A fuzzy picture at DirecTV…
DirecTV (DTV) recently came out with a line of moderately edgy ads that drew a definitive connection between wearing an eyepatch on a city bus and getting beaten up (or something — we’re not quite sure). We’d love to see what the company’s marketing team would do with the 8-K DirecTV filed yesterday.
In that document, the company laid out a slew of equity awards for top executives, dwarfing what the executives got a year ago. Unfortunately, shareholders don’t seem to have enjoyed the same gains: While the company’s performance last year was better than it was in 2010, the improvement doesn’t quite reflect the executives’ rewards.
According to the 8-K, most of the company’s top executives got two tranches of restricted stock units and a big dollop of stock options. So just by way of example, Chief Financial Officer Patrick T. Doyle got 75,474 RSUs and 391,878 options; Bruce Churchill, whose title is the clunky “President – New Enterprises and DirecTV Latin America,” got 188,189 RSUs and 612,510 options. To put Churchill’s awards in perspective, at recent prices, his RSUs alone would be worth $8.7 million, though in fact many of them vest over the next several years. You get the idea. (Chairman and Chief Executive Michael D. White wasn’t included in this round, under a provision of his employment agreement that provides for separate awards.)

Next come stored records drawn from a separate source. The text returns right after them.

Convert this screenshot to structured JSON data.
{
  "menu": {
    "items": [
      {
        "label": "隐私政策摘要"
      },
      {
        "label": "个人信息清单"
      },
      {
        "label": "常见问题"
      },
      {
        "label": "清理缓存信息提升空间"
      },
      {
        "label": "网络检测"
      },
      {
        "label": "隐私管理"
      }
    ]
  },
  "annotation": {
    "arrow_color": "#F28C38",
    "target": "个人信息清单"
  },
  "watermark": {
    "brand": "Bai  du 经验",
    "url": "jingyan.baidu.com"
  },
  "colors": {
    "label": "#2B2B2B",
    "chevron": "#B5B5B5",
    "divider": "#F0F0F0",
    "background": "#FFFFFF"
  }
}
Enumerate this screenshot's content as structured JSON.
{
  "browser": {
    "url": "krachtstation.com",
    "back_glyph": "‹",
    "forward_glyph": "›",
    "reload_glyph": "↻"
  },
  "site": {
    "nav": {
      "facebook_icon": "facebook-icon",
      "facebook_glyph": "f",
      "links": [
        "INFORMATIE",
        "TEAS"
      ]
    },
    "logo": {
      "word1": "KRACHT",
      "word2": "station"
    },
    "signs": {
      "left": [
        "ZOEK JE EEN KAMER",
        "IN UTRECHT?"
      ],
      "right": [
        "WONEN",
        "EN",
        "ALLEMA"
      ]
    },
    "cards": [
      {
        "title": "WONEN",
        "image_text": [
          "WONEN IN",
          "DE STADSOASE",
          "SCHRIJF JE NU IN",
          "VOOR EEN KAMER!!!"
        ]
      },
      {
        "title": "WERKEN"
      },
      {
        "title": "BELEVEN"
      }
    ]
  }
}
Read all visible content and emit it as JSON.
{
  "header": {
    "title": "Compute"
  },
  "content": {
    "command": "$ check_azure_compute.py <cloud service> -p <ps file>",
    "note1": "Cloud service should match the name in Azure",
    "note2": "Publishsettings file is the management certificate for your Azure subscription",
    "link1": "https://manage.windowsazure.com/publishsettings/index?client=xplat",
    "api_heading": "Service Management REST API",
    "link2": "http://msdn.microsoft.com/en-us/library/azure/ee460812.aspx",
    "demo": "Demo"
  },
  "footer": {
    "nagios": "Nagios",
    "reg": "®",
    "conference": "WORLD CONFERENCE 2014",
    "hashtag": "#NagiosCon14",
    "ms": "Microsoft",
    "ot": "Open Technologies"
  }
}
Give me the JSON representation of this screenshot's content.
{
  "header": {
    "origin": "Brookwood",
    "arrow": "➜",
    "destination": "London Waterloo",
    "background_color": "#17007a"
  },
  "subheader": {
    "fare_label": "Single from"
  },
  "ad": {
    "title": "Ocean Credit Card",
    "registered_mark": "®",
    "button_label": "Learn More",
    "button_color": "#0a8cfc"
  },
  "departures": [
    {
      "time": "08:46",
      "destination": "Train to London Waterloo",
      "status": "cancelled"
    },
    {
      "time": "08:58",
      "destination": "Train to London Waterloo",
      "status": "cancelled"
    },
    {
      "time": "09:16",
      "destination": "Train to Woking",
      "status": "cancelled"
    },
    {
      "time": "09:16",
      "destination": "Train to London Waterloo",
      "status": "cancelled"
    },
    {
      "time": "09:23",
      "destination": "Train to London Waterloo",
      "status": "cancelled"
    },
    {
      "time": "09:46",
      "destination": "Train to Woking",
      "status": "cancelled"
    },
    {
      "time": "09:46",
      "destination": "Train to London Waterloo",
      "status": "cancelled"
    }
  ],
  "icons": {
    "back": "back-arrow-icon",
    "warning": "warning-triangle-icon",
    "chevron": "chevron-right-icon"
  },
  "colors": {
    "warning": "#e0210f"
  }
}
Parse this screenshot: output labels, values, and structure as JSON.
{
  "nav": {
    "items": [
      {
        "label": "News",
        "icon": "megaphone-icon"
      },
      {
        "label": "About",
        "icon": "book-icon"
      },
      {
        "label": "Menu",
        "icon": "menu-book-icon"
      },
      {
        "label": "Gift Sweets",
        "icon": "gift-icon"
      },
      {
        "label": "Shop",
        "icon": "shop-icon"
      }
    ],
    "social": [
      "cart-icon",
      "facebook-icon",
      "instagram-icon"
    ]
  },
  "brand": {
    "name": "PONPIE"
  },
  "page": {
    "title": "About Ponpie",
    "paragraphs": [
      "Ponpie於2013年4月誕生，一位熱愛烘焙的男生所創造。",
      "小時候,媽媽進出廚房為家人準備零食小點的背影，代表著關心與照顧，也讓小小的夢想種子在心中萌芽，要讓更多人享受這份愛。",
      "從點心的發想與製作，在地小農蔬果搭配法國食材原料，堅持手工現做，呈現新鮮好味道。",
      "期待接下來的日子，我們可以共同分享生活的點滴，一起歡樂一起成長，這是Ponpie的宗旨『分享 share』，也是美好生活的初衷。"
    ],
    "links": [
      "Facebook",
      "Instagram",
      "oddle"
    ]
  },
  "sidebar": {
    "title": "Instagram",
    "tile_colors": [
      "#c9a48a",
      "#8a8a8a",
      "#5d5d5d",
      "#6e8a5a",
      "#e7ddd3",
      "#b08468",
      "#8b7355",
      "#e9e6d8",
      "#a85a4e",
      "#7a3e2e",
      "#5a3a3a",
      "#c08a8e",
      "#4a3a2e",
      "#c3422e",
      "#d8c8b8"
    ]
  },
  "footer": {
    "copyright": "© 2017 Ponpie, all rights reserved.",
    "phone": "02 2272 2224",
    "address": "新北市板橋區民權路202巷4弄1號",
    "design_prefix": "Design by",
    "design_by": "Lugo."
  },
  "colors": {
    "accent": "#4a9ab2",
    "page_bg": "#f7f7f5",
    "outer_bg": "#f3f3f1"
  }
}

The filing makes clear that a bunch of the RSUs were granted pursuant to a 2009 grant that functions as a kind of long-term incentive program. But last year, the company also disclosed twin-barreled awards in a Valentine’s Day 8-K — long-term plus one-year awards — and they weren’t nearly as big: Doyle got 67,502 RSUs, and Churchill got 107,809. Plus, there weren’t any stock-option awards involved.
We’re told in the most recent 8-K that for the longer-term awards, the board determined that various performance goals had been met. That leaves us questioning the thresholds the board has set, because we’re not convinced that shareholders are getting the same reward. While the executives’ option grants are valuable only to the degree the stock rises, their RSUs will be worth something pretty much whatever happens (unless the execs leave the company, and so on).
And, let’s face it, DirecTV shareholders have been left somewhat wanting of late. Over the last 12 months, its share price has lagged both DISH Network (DISH) and Comcast (CMCSA). On a total-return basis, DirecTV didn’t quite keep up with the pay-TV industry as a whole in 2011, according to Morningstar data, and continues to lag so far this year (and in fact, has for the last three years — the period covered by DirecTV’s longer-term equity awards). Stock performance doesn’t always directly reflect a company’s financial performance, of course, and here DirecTV seems to be doing somewhat better.
In the end, there’s at least one shareholder who may not care much: Warren Buffett’s Berkshire Hathaway. As has been reported elsewhere, it raised its stake in DirecTV dramatically to roughly 20 million shares valued at $870 million, from about 4.25 million shares.
We’d say maybe Warren Buffett knows something we don’t, but that’s surely a given. We just hope that what he knows about DirecTV warrants the optimism.